Oh, the Lark of it all!
I thought it might be interesting to audition for my junior class play. My neighbor, Ed Howard, one of the most interesting folks knew at that time, was a frequent player at the Butler Play House and he had mentioned to me that drama allows you to live outside yourself. Sounded interesting to me!
The play was a Moss Hart comedy known to a generation of Turner Classic fans, “You Can’t Take It with You”. I read for a part and did a pretty bad job but I was no worse, I suppose, than others – or was it just that there were only so many readers and lots of parts. I “won” the role of Mr. Kirby and was pleased because many of my favorite classmates were in the cast as well.
We had the usual drill of rehearsals, blocking studies, costume ideas and all the falderal that goes with such dramatic efforts. Our first performance was for the school during the regular day and we did an acceptable job. Bob and Buddy were hilarious as the guys who made fireworks in the basement. Larry portrayed “Ed” who “played” the xylophone while a taped recording of what might have been Lionel Hampton working at warp speed blared unrealistically from speakers in the ceiling. Louanna was perfect as an aspiring ballet dancer. I did get a laugh when wrestling with the ballet instructor Rascolincov, who was played by my debate partner George, tossed me to the stage floor. Mrs. Kirby reminisced about our honeymoon in Hot Springs, offering a double entendre that, despite Barbara’s great delivery, was lost on the young audience. After the curtain call we got a pat on the back from Mrs. Walters and prepared for the second performance the next evening which would allow our parents and other theater goers from Saxonburg to see our work.
All went well until into the third act, Dave Logan acting as “Grandpa” decided to inject, in the words of that popular icon of the day, Mary Poppins, “an element of fun.” He substituted the term “bouillon cube” for several nouns during his otherwise correct delivery. The heresy spread like typhoid and soon others joined in. The “joke” for some reason was hilarious to about half the cast and, like the SNL cast could do on occasion, we “lost it”. Others in the cast tried to hold the show on track. This was probably the tonic needed to drag us through to the closing prayer offered by “Grandpa” which contained several bouillon cube nouns. As we “prayed” around the table, we were stifling guffaws. The final curtain fell.
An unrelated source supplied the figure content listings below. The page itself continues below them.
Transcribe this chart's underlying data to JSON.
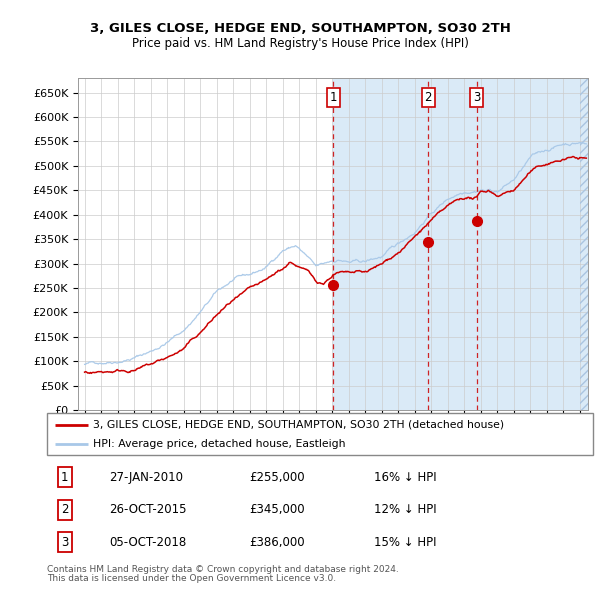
{
  "title": "3, GILES CLOSE, HEDGE END, SOUTHAMPTON, SO30 2TH",
  "subtitle": "Price paid vs. HM Land Registry's House Price Index (HPI)",
  "hpi_color": "#a8c8e8",
  "price_color": "#cc0000",
  "purchases": [
    {
      "date_num": 2010.07,
      "price": 255000,
      "label": "1"
    },
    {
      "date_num": 2015.82,
      "price": 345000,
      "label": "2"
    },
    {
      "date_num": 2018.76,
      "price": 386000,
      "label": "3"
    }
  ],
  "purchase_dates_str": [
    "27-JAN-2010",
    "26-OCT-2015",
    "05-OCT-2018"
  ],
  "purchase_prices_str": [
    "£255,000",
    "£345,000",
    "£386,000"
  ],
  "purchase_hpi_str": [
    "16% ↓ HPI",
    "12% ↓ HPI",
    "15% ↓ HPI"
  ],
  "ylim": [
    0,
    680000
  ],
  "xlim_start": 1994.6,
  "xlim_end": 2025.5,
  "ylabel_ticks": [
    0,
    50000,
    100000,
    150000,
    200000,
    250000,
    300000,
    350000,
    400000,
    450000,
    500000,
    550000,
    600000,
    650000
  ],
  "legend_line1": "3, GILES CLOSE, HEDGE END, SOUTHAMPTON, SO30 2TH (detached house)",
  "legend_line2": "HPI: Average price, detached house, Eastleigh",
  "footnote1": "Contains HM Land Registry data © Crown copyright and database right 2024.",
  "footnote2": "This data is licensed under the Open Government Licence v3.0."
}
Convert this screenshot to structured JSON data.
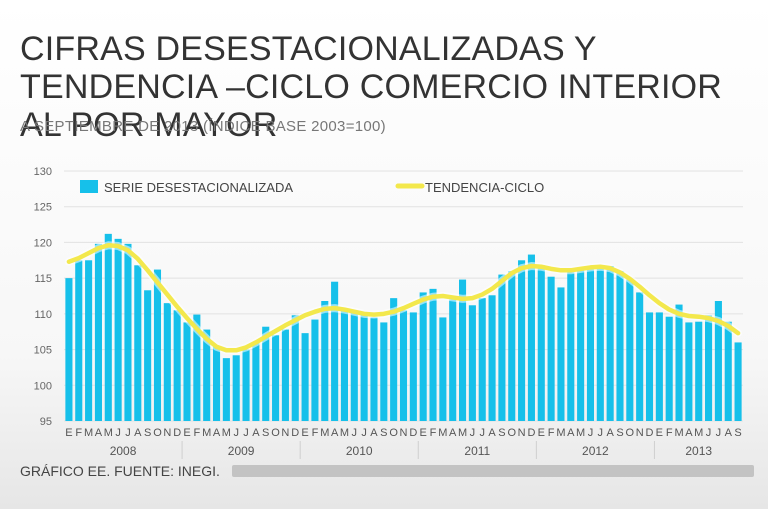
{
  "header": {
    "title": "CIFRAS DESESTACIONALIZADAS Y TENDENCIA –CICLO COMERCIO INTERIOR AL POR MAYOR",
    "subtitle": "A SEPTIEMBRE DE 2013 (ÍNDICE BASE 2003=100)"
  },
  "footer": {
    "source": "GRÁFICO EE. FUENTE: INEGI."
  },
  "colors": {
    "bars": "#16c0ea",
    "trend": "#f3e84c",
    "text": "#555555"
  },
  "chart_data": {
    "type": "bar",
    "title": "CIFRAS DESESTACIONALIZADAS Y TENDENCIA –CICLO COMERCIO INTERIOR AL POR MAYOR",
    "subtitle": "A SEPTIEMBRE DE 2013 (ÍNDICE BASE 2003=100)",
    "ylim": [
      95,
      130
    ],
    "yticks": [
      95,
      100,
      105,
      110,
      115,
      120,
      125,
      130
    ],
    "grid": true,
    "legend_position": "top",
    "month_labels": [
      "E",
      "F",
      "M",
      "A",
      "M",
      "J",
      "J",
      "A",
      "S",
      "O",
      "N",
      "D",
      "E",
      "F",
      "M",
      "A",
      "M",
      "J",
      "J",
      "A",
      "S",
      "O",
      "N",
      "D",
      "E",
      "F",
      "M",
      "A",
      "M",
      "J",
      "J",
      "A",
      "S",
      "O",
      "N",
      "D",
      "E",
      "F",
      "M",
      "A",
      "M",
      "J",
      "J",
      "A",
      "S",
      "O",
      "N",
      "D",
      "E",
      "F",
      "M",
      "A",
      "M",
      "J",
      "J",
      "A",
      "S",
      "O",
      "N",
      "D",
      "E",
      "F",
      "M",
      "A",
      "M",
      "J",
      "J",
      "A",
      "S"
    ],
    "years": [
      {
        "label": "2008",
        "start": 0,
        "count": 12
      },
      {
        "label": "2009",
        "start": 12,
        "count": 12
      },
      {
        "label": "2010",
        "start": 24,
        "count": 12
      },
      {
        "label": "2011",
        "start": 36,
        "count": 12
      },
      {
        "label": "2012",
        "start": 48,
        "count": 12
      },
      {
        "label": "2013",
        "start": 60,
        "count": 9
      }
    ],
    "series": [
      {
        "name": "SERIE DESESTACIONALIZADA",
        "type": "bar",
        "values": [
          115.0,
          117.5,
          117.5,
          119.8,
          121.2,
          120.5,
          119.8,
          116.8,
          113.3,
          116.2,
          111.5,
          110.5,
          108.8,
          109.9,
          107.8,
          105.5,
          103.8,
          104.2,
          105.0,
          106.0,
          108.2,
          107.0,
          107.8,
          109.8,
          107.3,
          109.2,
          111.8,
          114.5,
          110.5,
          110.2,
          109.8,
          109.5,
          108.8,
          112.2,
          110.5,
          110.2,
          113.0,
          113.5,
          109.5,
          112.0,
          114.8,
          111.2,
          112.2,
          112.6,
          115.5,
          116.0,
          117.5,
          118.3,
          116.8,
          115.2,
          113.7,
          115.8,
          116.5,
          116.2,
          116.5,
          116.7,
          116.0,
          114.8,
          113.0,
          110.2,
          110.2,
          109.6,
          111.3,
          108.8,
          108.9,
          109.8,
          111.8,
          108.9,
          106.0
        ]
      },
      {
        "name": "TENDENCIA-CICLO",
        "type": "line",
        "values": [
          117.3,
          117.8,
          118.5,
          119.2,
          119.6,
          119.5,
          118.9,
          117.7,
          116.1,
          114.4,
          112.7,
          111.0,
          109.4,
          107.9,
          106.5,
          105.4,
          104.9,
          104.9,
          105.3,
          106.0,
          106.8,
          107.6,
          108.4,
          109.1,
          109.8,
          110.3,
          110.7,
          110.8,
          110.6,
          110.3,
          110.0,
          109.9,
          110.0,
          110.3,
          110.8,
          111.4,
          112.0,
          112.4,
          112.5,
          112.3,
          112.1,
          112.2,
          112.7,
          113.5,
          114.6,
          115.7,
          116.4,
          116.7,
          116.6,
          116.3,
          116.1,
          116.1,
          116.3,
          116.5,
          116.6,
          116.4,
          115.8,
          114.9,
          113.8,
          112.6,
          111.5,
          110.6,
          110.0,
          109.7,
          109.6,
          109.4,
          109.0,
          108.3,
          107.3
        ]
      }
    ]
  }
}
I am not sure the spirit of comedy was honored that evening but some of us in the cast sure had a good laugh. We did not do justice to Mrs. Walters, our faculty advisor, who was as wonderful a teacher as I ever had. I hope it caused her no pain or embarrassment. I can’t help thinking we might have ruined a great experience for my dear friend, Rita, the student director. Still, when having dinner 40 years later with the “ballet dancer” and her husband the “lighting supervisor” we were able to recall the entire thing with a good chuckle. “What WERE we thinking?”